I haven't sat down and started to code any of this up yet, but I imagine it could eventually accomplish some of the checks you're suggesting for specific versions of the spec. If/when I get it working, I'd obviously be happy to merge some of that in with what's currently in test_package. Likewise, I'll definitely be keeping an eye on what @DailyDreaming and @achave11 are doing with workflow-service testing to get ideas. :)

david4096 commented 6 years ago

I began work on a mock server using connexion in these schemas https://github.com/ga4gh/workflow-execution-service-schemas/blob/develop/python/ga4gh/wes/server.py . The bravado client here should be able to be used to demonstrate API interactions like the ones you want without having to implement a backend (using the pattern you implemented in workflow-service).

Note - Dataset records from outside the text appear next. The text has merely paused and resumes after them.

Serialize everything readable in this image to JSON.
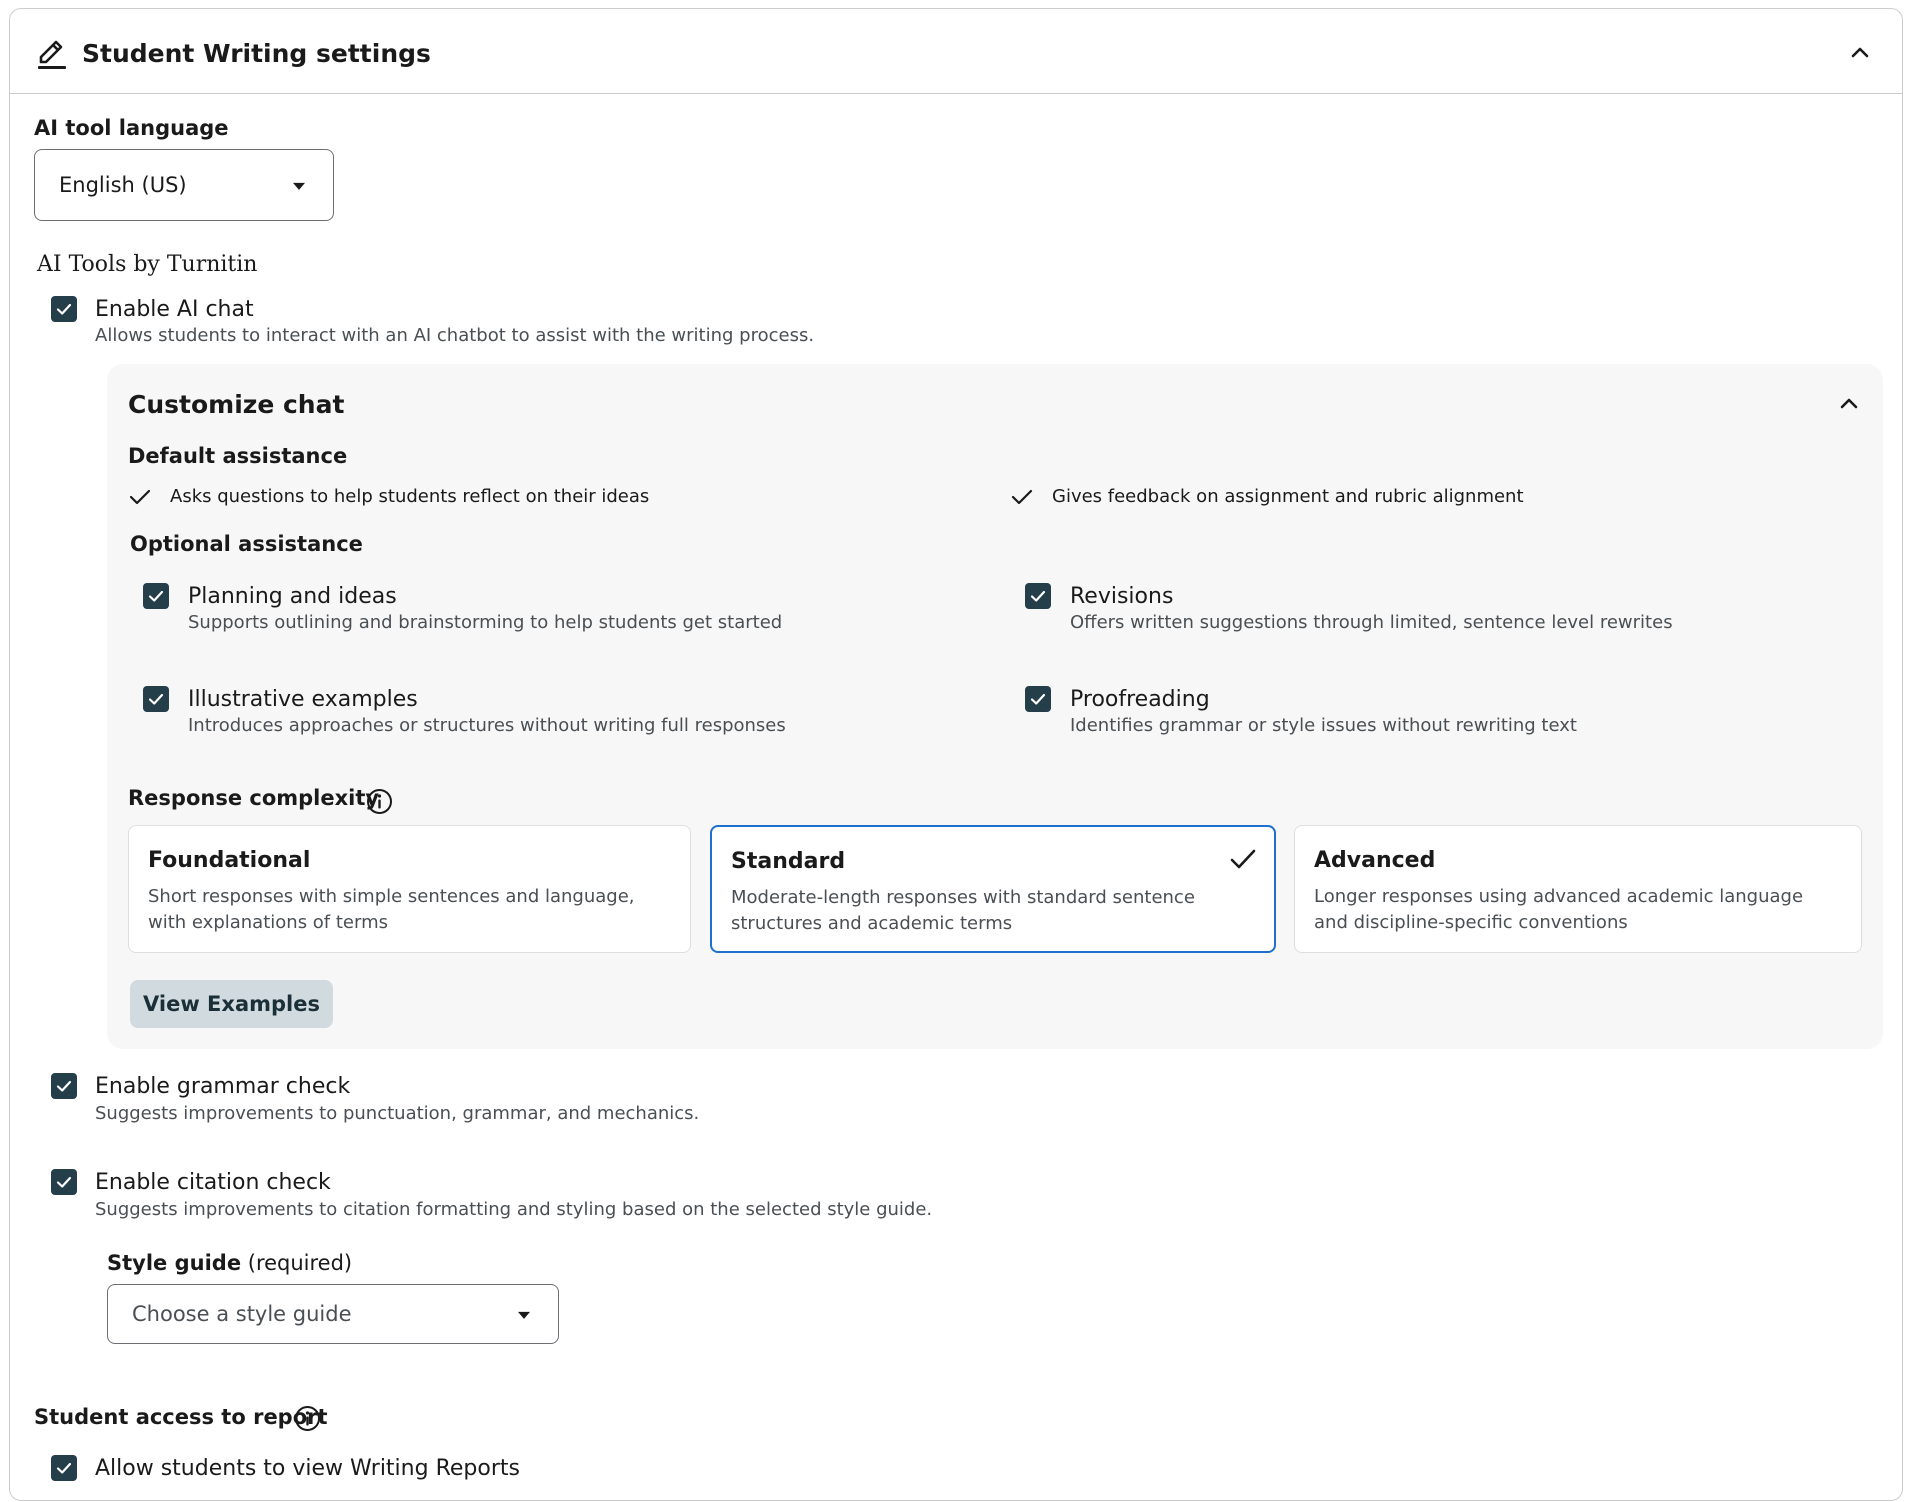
{
  "header": {
    "title": "Student Writing settings"
  },
  "language": {
    "label": "AI tool language",
    "value": "English (US)"
  },
  "ai_tools": {
    "heading": "AI Tools by Turnitin"
  },
  "ai_chat": {
    "label": "Enable AI chat",
    "description": "Allows students to interact with an AI chatbot to assist with the writing process."
  },
  "customize": {
    "title": "Customize chat",
    "default_heading": "Default assistance",
    "defaults": [
      "Asks questions to help students reflect on their ideas",
      "Gives feedback on assignment and rubric alignment"
    ],
    "optional_heading": "Optional assistance",
    "optional": [
      {
        "title": "Planning and ideas",
        "desc": "Supports outlining and brainstorming to help students get started"
      },
      {
        "title": "Revisions",
        "desc": "Offers written suggestions through limited, sentence level rewrites"
      },
      {
        "title": "Illustrative examples",
        "desc": "Introduces approaches or structures without writing full responses"
      },
      {
        "title": "Proofreading",
        "desc": "Identifies grammar or style issues without rewriting text"
      }
    ],
    "complexity_heading": "Response complexity",
    "complexity": [
      {
        "title": "Foundational",
        "desc": "Short responses with simple sentences and language, with explanations of terms"
      },
      {
        "title": "Standard",
        "desc": "Moderate-length responses with standard sentence structures and academic terms"
      },
      {
        "title": "Advanced",
        "desc": "Longer responses using advanced academic language and discipline-specific conventions"
      }
    ],
    "view_examples": "View Examples"
  },
  "grammar": {
    "label": "Enable grammar check",
    "description": "Suggests improvements to punctuation, grammar, and mechanics."
  },
  "citation": {
    "label": "Enable citation check",
    "description": "Suggests improvements to citation formatting and styling based on the selected style guide."
  },
  "style_guide": {
    "label": "Style guide",
    "required": "(required)",
    "placeholder": "Choose a style guide"
  },
  "report": {
    "heading": "Student access to report",
    "label": "Allow students to view Writing Reports"
  },
  "colors": {
    "checkbox": "#243e4a",
    "selected_border": "#1f6fcf",
    "button_bg": "#d1dade"
  }
}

We could do it here, or in the workflow-service, but in the absence of any tests/features I proposed https://github.com/ga4gh/workflow-execution-service-schemas/issues/60 to remove them from here.

geoffjentry commented 6 years ago

@david4096 re client, IMO the definitive client is the orchestrator being developed by @jaeddy

jaeddy commented 6 years ago

Based on discussions in the Cloud WS, this functionality will be handled by a separate repo that runs a suite of conformance tests for API implementations as well as the cloud interoperability testbed. Until we have a comprehensive reference implementation, we won't include this as a build criterium.